Seeing the likelihood of a huge taxpayer bailout for Obamacare Marketplace failures, Senator Marco Rubio (R-FL) introduced a provision in the 2014 and 2015 spending bills that prohibits CMS from funding the risk corridor program with taxpayer dollars. The rule is forcing President Obama to find a way to keep providers in the Marketplace afloat, and even to consider moving funds from the Medicare trust fund to cover losses for health insurers. With providers left without the risk corridor safety net and potentially exiting the Marketplace, additional increases in health insurance premiums will be virtually assured.

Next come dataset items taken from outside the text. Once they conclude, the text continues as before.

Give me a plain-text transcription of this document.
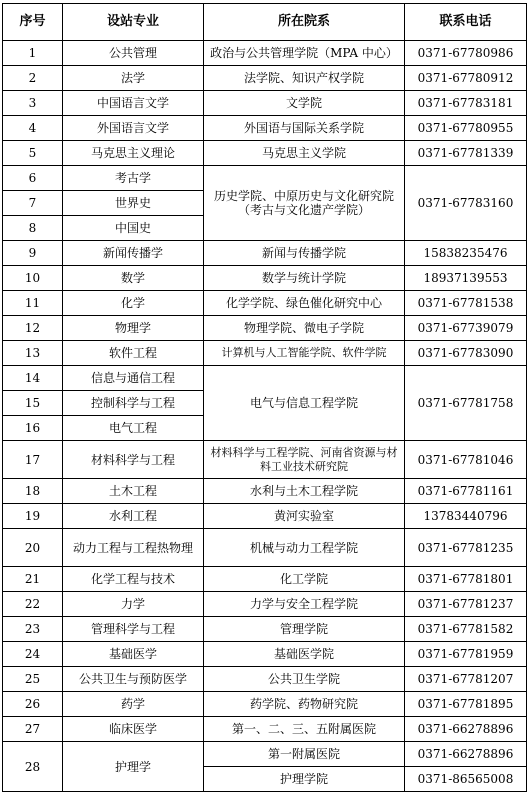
序号	设站专业	所在院系	联系电话
1	公共管理	政治与公共管理学院（MPA 中心）	0371-67780986
2	法学	法学院、知识产权学院	0371-67780912
3	中国语言文学	文学院	0371-67783181
4	外国语言文学	外国语与国际关系学院	0371-67780955
5	马克思主义理论	马克思主义学院	0371-67781339
6	考古学	历史学院、中原历史与文化研究院（考古与文化遗产学院）	0371-67783160
7	世界史		
8	中国史		
9	新闻传播学	新闻与传播学院	15838235476
10	数学	数学与统计学院	18937139553
11	化学	化学学院、绿色催化研究中心	0371-67781538
12	物理学	物理学院、微电子学院	0371-67739079
13	软件工程	计算机与人工智能学院、软件学院	0371-67783090
14	信息与通信工程	电气与信息工程学院	0371-67781758
15	控制科学与工程		
16	电气工程		
17	材料科学与工程	材料科学与工程学院、河南省资源与材料工业技术研究院	0371-67781046
18	土木工程	水利与土木工程学院	0371-67781161
19	水利工程	黄河实验室	13783440796
20	动力工程与工程热物理	机械与动力工程学院	0371-67781235
21	化学工程与技术	化工学院	0371-67781801
22	力学	力学与安全工程学院	0371-67781237
23	管理科学与工程	管理学院	0371-67781582
24	基础医学	基础医学院	0371-67781959
25	公共卫生与预防医学	公共卫生学院	0371-67781207
26	药学	药学院、药物研究院	0371-67781895
27	临床医学	第一、二、三、五附属医院	0371-66278896
28	护理学	第一附属医院	0371-66278896
		护理学院	0371-86565008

This scenario invites reminding of another lesser-known exception to the Individual Mandate: if the cost of health insurance exceeds eight percent of individual and household income, the requirement to maintain private health insurance, or pay the penalty for not having health insurance becomes exempt. If the majority of states are not able to create a competitive market for health insurance, the Individual Mandate will be effectively null.
As was seen most recently in the Kentucky gubernatorial race, some elections are still won and lost on the issue of Obamacare, and 2016 will be no exception. With insurance premiums for 2017 announced in October 2016, consumers will weigh the cost of health insurance along with their votes for Congress and the president come November. With market forces precluding the ACA from its intent to offer an affordable option for healthcare for the uninsured, while also not providing the federal government critical revenue necessary for the framework of our federally-run health system, it will be clear to the American public that the ACA will has failed on all fronts.